In 1971 Nitsch is able to acquire Prinzendorf Castle in Lower Austria from the Catholic Church, a purchase that allows him to now also realize his musical ideas for his theatre in large-scale action performances. Noise orchestras, scream choirs and electronically amplified instruments all play a part. Nitsch interprets life as passion, the painting process as a condensed form of life and thus as the very incarnation of passion. Through the painter smock he wears while working, subsequently positioned centrally in the painting, the artist remains present and animates the viewer to identify with the painting process and accompany him into the painting.
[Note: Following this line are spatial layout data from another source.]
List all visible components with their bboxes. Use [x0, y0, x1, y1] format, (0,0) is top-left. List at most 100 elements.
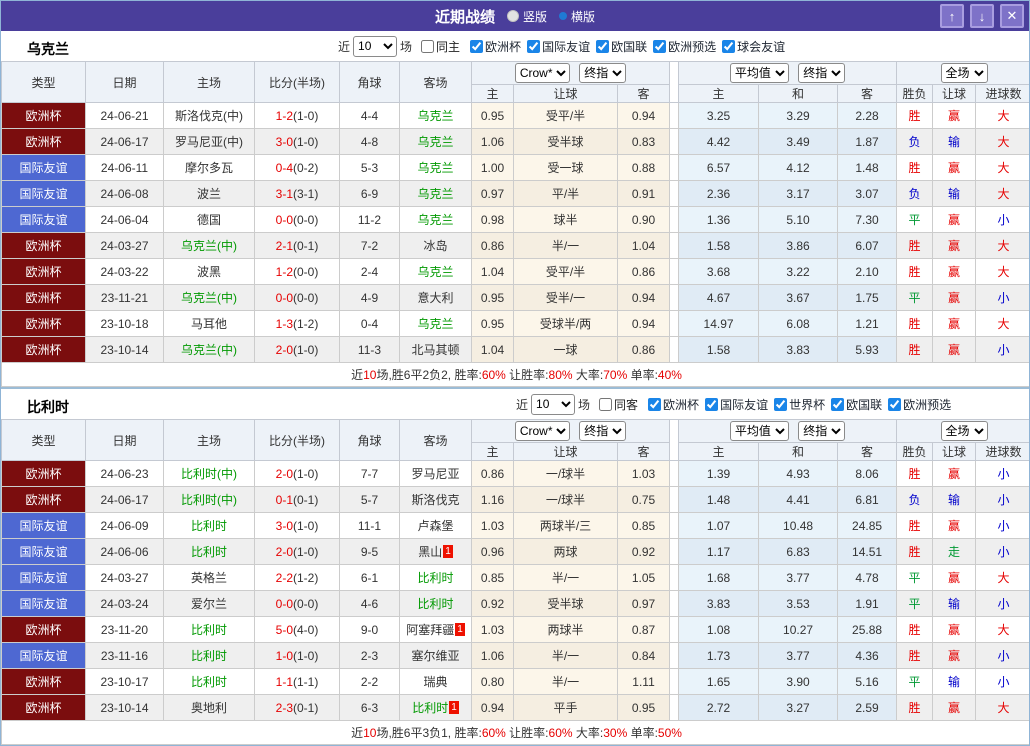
match-date: 23-11-16 [86, 643, 164, 669]
result-goals: 大 [976, 129, 1030, 155]
layout-radio-horizontal[interactable]: 横版 [559, 8, 595, 25]
col-corner: 角球 [340, 420, 400, 461]
away-team: 阿塞拜疆1 [400, 617, 472, 643]
team-name: 比利时 [27, 397, 69, 417]
column-spacer [670, 181, 679, 207]
match-type-cell: 欧洲杯 [2, 259, 86, 285]
column-spacer [670, 539, 679, 565]
euro-draw-odds: 3.17 [759, 181, 838, 207]
col-away: 客场 [400, 62, 472, 103]
euro-odds-source-select[interactable]: 平均值 [730, 421, 789, 441]
euro-odds-time-select[interactable]: 终指 [798, 421, 845, 441]
match-row: 欧洲杯 24-06-17 罗马尼亚(中) 3-0(1-0) 4-8 乌克兰 1.… [2, 129, 1030, 155]
euro-odds-source-select[interactable]: 平均值 [730, 63, 789, 83]
same-venue-checkbox-input[interactable] [599, 398, 612, 411]
same-venue-checkbox[interactable]: 同客 [599, 396, 638, 413]
competition-checkbox-input[interactable] [653, 40, 666, 53]
result-goals: 小 [976, 461, 1030, 487]
home-team: 马耳他 [164, 311, 255, 337]
scope-select[interactable]: 全场 [941, 63, 988, 83]
competition-checkbox-input[interactable] [774, 398, 787, 411]
asian-home-odds: 1.06 [472, 643, 514, 669]
competition-checkbox-input[interactable] [648, 398, 661, 411]
result-goals: 大 [976, 103, 1030, 129]
match-score: 2-0(1-0) [255, 337, 340, 363]
asian-home-odds: 0.92 [472, 591, 514, 617]
match-date: 23-10-18 [86, 311, 164, 337]
asian-handicap: 半/一 [514, 233, 618, 259]
match-row: 欧洲杯 24-03-27 乌克兰(中) 2-1(0-1) 7-2 冰岛 0.86… [2, 233, 1030, 259]
competition-checkbox-input[interactable] [722, 40, 735, 53]
result-wdl: 平 [897, 565, 933, 591]
col-date: 日期 [86, 420, 164, 461]
asian-away-odds: 0.86 [618, 259, 670, 285]
section-filter-row: 乌克兰 近 10 场 同主 欧洲杯 国际友谊 欧国联 欧洲预选 [1, 31, 1029, 61]
competition-checkbox-1[interactable]: 国际友谊 [705, 396, 768, 413]
asian-odds-source-select[interactable]: Crow* [515, 63, 570, 83]
radio-unselected-icon[interactable] [507, 10, 519, 22]
asian-home-odds: 1.16 [472, 487, 514, 513]
competition-checkbox-4[interactable]: 球会友谊 [722, 38, 785, 55]
scope-select[interactable]: 全场 [941, 421, 988, 441]
competition-checkbox-2[interactable]: 欧国联 [596, 38, 647, 55]
radio-selected-icon[interactable] [559, 12, 567, 20]
focus-team-name: 比利时 [417, 571, 453, 585]
competition-checkbox-3[interactable]: 欧洲预选 [653, 38, 716, 55]
competition-checkbox-1[interactable]: 国际友谊 [527, 38, 590, 55]
corner-count: 5-7 [340, 487, 400, 513]
euro-draw-odds: 3.77 [759, 643, 838, 669]
competition-checkbox-0[interactable]: 欧洲杯 [470, 38, 521, 55]
live-badge: 1 [443, 545, 453, 558]
move-up-button[interactable]: ↑ [940, 4, 964, 28]
match-score: 3-1(3-1) [255, 181, 340, 207]
euro-draw-odds: 4.41 [759, 487, 838, 513]
close-icon: ✕ [1007, 8, 1018, 24]
asian-odds-time-select[interactable]: 终指 [579, 421, 626, 441]
euro-home-odds: 1.48 [679, 487, 759, 513]
competition-checkbox-0[interactable]: 欧洲杯 [648, 396, 699, 413]
competition-checkbox-4[interactable]: 欧洲预选 [888, 396, 951, 413]
column-spacer [670, 259, 679, 285]
euro-home-odds: 14.97 [679, 311, 759, 337]
home-team: 英格兰 [164, 565, 255, 591]
match-date: 24-03-24 [86, 591, 164, 617]
column-spacer [670, 487, 679, 513]
corner-count: 7-2 [340, 233, 400, 259]
corner-count: 6-3 [340, 695, 400, 721]
euro-odds-time-select[interactable]: 终指 [798, 63, 845, 83]
asian-odds-time-select[interactable]: 终指 [579, 63, 626, 83]
match-score: 1-3(1-2) [255, 311, 340, 337]
competition-checkbox-input[interactable] [527, 40, 540, 53]
away-team: 塞尔维亚 [400, 643, 472, 669]
column-spacer [670, 695, 679, 721]
result-goals: 大 [976, 181, 1030, 207]
result-goals: 大 [976, 155, 1030, 181]
home-team: 波兰 [164, 181, 255, 207]
euro-home-odds: 4.67 [679, 285, 759, 311]
recent-count-select[interactable]: 10 [353, 36, 397, 57]
result-goals: 小 [976, 513, 1030, 539]
asian-odds-source-select[interactable]: Crow* [515, 421, 570, 441]
same-venue-checkbox-input[interactable] [421, 40, 434, 53]
competition-checkbox-3[interactable]: 欧国联 [831, 396, 882, 413]
corner-count: 2-2 [340, 669, 400, 695]
competition-checkbox-input[interactable] [888, 398, 901, 411]
competition-checkbox-input[interactable] [470, 40, 483, 53]
corner-count: 6-1 [340, 565, 400, 591]
layout-radio-vertical[interactable]: 竖版 [507, 8, 547, 25]
summary-text: 近10场,胜6平2负2, 胜率:60% 让胜率:80% 大率:70% 单率:40… [2, 363, 1030, 387]
competition-checkbox-2[interactable]: 世界杯 [774, 396, 825, 413]
close-button[interactable]: ✕ [1000, 4, 1024, 28]
match-date: 23-11-20 [86, 617, 164, 643]
col-asian-handicap: 让球 [514, 85, 618, 103]
same-venue-checkbox[interactable]: 同主 [421, 38, 460, 55]
result-goals: 大 [976, 233, 1030, 259]
competition-checkbox-input[interactable] [596, 40, 609, 53]
asian-away-odds: 0.87 [618, 617, 670, 643]
recent-count-select[interactable]: 10 [531, 394, 575, 415]
move-down-button[interactable]: ↓ [970, 4, 994, 28]
competition-checkbox-input[interactable] [831, 398, 844, 411]
competition-checkbox-input[interactable] [705, 398, 718, 411]
euro-draw-odds: 3.77 [759, 565, 838, 591]
column-spacer [670, 285, 679, 311]
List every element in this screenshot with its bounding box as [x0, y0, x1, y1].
The highpoints of Hermann Nitsch’s projects are the “three day play” of 1984 in Prinzendorf or the cycle of pour paintings he creates in 1987 at the Vienna Secession. The ideal of the “six day play” is performed in 1998. Since the 1990s Nitsch’s art is increasingly honoured in a series of exhibitions, which are frequently accompanied by performance actions by the artist. In a changed political and social climate, Nitsch can now establish himself as a universally recognized creative artist.
† Hermann Nitsch died on April 18, 2022 in the hospital of Mistelbach. Till his death, Hermann Nitsch lived and worked at Schloss Prinzendorf.
His works are exhibited in the two Nitsch Museums in Mistelbach and Naples as well as in the Nitsch Foundation in Vienna and in prestigious international museums and galleries.
In 2022 the Pace Gallery (New York) took over Hermann Nitsch's worldwide representation.